The last line exports the corresponding public key to a file. Notice that the ExchangeKey argument of the ExportToFile method
is set to Nothing as no encryption is needed when exporting public keys.
The signature verification process goes as follows:
1. Decrypt the signature using the signer's public key.
2. Compute your own hash value of the file or message.
3. Compare values obtained in Steps 1 and 2. If they match the signature is verified.
To validate a signature with AspEncrypt, use CryptoHash's VerifySignature method which
accepts two arguments: a CryptoBlob object containing the signature
being verified and a CryptoKey object containing a public key
that corresponds to the private key used to create the signature. This method returns True if the signature is
verified, and False otherwise. To verify the Hex value created by the code snippet above,
you may use the following code:
<%
Set CM = Server.CreateObject("Persits.CryptoManager")
Set Context = CM.OpenContext("mycontainer", True )
Set Hash2 = Context.CreateHash
Hash2.AddFile "d:\somefile.txt"
Set Blob2 = CM.CreateBlob
Blob2.Hex = HexValue
Set Key2 = Context.ImportKeyFromFile( Nothing, "d:\public.key", 0 )
If Hash2.VerifySignature(Blob2, Key2 ) Then
Response.Write "Signature validated."
Else
Response.Write "Signature not validated."
End If
%>

The previous examples assume that the key pair being used to
create and verify a signature is located in an arbitrary key container.
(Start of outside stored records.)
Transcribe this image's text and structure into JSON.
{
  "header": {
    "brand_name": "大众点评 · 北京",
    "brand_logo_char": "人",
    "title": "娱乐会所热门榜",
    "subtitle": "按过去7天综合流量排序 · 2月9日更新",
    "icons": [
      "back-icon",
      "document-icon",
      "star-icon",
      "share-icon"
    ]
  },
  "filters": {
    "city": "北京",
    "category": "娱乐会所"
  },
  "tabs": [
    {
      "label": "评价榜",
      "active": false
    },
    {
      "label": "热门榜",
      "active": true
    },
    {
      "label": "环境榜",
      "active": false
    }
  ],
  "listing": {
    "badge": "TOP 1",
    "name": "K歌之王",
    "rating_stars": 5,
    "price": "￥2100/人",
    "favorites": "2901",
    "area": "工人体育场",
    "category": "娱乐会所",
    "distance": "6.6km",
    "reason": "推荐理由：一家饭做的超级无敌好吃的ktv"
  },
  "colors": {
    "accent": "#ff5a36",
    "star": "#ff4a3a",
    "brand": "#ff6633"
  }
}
To verify a signature, we had to export the public key into a file and transfer it
to a location where verification takes place.
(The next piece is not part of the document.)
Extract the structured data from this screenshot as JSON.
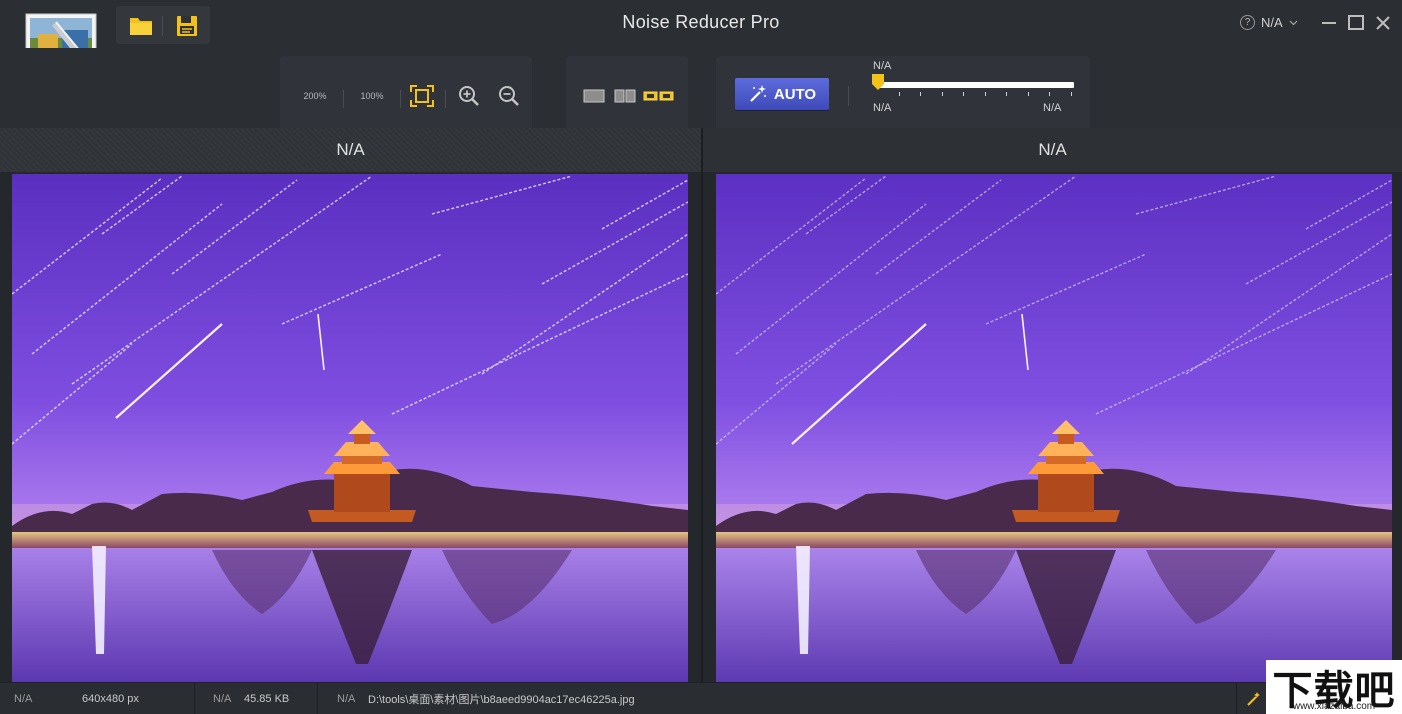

In real world, public keys usually "live" inside digital certificates.
Although certificate management functionality will be covered in detail in the next section,
we are still going to show you what the signature creation and verification code
may look like when certificates are involved. These snippets below will make much more sense
once you learn more about certificates and certificate stores in the next sections.
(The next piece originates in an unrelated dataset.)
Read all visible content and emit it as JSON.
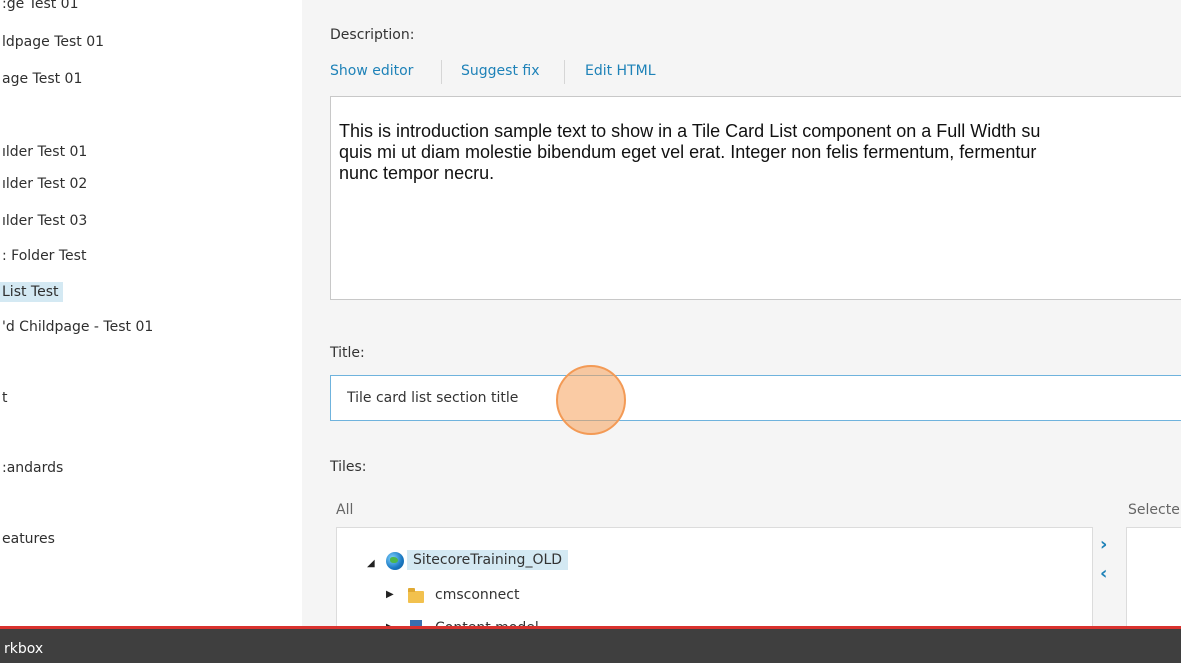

The following code obtains a certificate by its serial number from a certificate store, and uses its private key context
to create the hash object. This way signing will be performed using this
certificate's private key:
<%
Set CM = Server.CreateObject("Persits.CryptoManager")
Set Store = CM.OpenStore("MY", True)
' obtain certificate by its serial number from store
Set Cert = Store.Certificates("F56C 31F6 0B4F 7D82 4D01 05A7 334E 2B1C")
' obtain private key context corresponding to this certificate
Set Context = Cert.PrivateKeyContext
' We are signing a text string this time
Set Hash = Context.CreateHash
Hash.AddText "some text"
Set Blob = Hash.Sign(True)
Response.Write Blob.Hex
%>

Naturally, the corresponding verification process involves the certificate's
public key. We no longer need to send the public key separately to the
verifying party. Instead, we can send the certificate itself in a file with the
extension .cer.
The Certificate Manager application which comes with IE5 will help you export
the signing certificate to a .cer file. You can also do it programmatically
using the method Cert.ExportToFile.
Here is the certificatebased signature verification code:
<%
Set CM = Server.CreateObject("Persits.CryptoManager")
Set Cert = CM.ImportCertFromFile("c:\mycert.cer")
' extract public key from this certificate
Set Context = CM.OpenContext("mycontainer", True)
Set Key = Context.ImportKeyFromCert(Cert)
' recreate hash
Set Hash = Context.CreateHash
Hash.AddText "some text"
' Populate blob object with value obtained from signing
Set Blob = CM.CreateBlob
Blob.Hex = <signature value in Hex format>
If Hash.VerifySignature(Blob, Key) Then
Response.Write "Signature validated."
Else
Response.Write "Signature not validated."
End If
%>

We use public keys to verify signatures or encrypt messages.
But how can we be sure that the owner of the public key is who we think it is?
The short answer is: we can't. For a public key cryptography
system to function, an independent trusted third party is needed
to bundle people's names and addresses with their public keys and
sign the bundle with its own private key. Such parties are called Certification Authorities (CA)
and the signed packages that contain people's personal info and public keys are called
digital certificates (or digital IDs), which is the topic of the next section.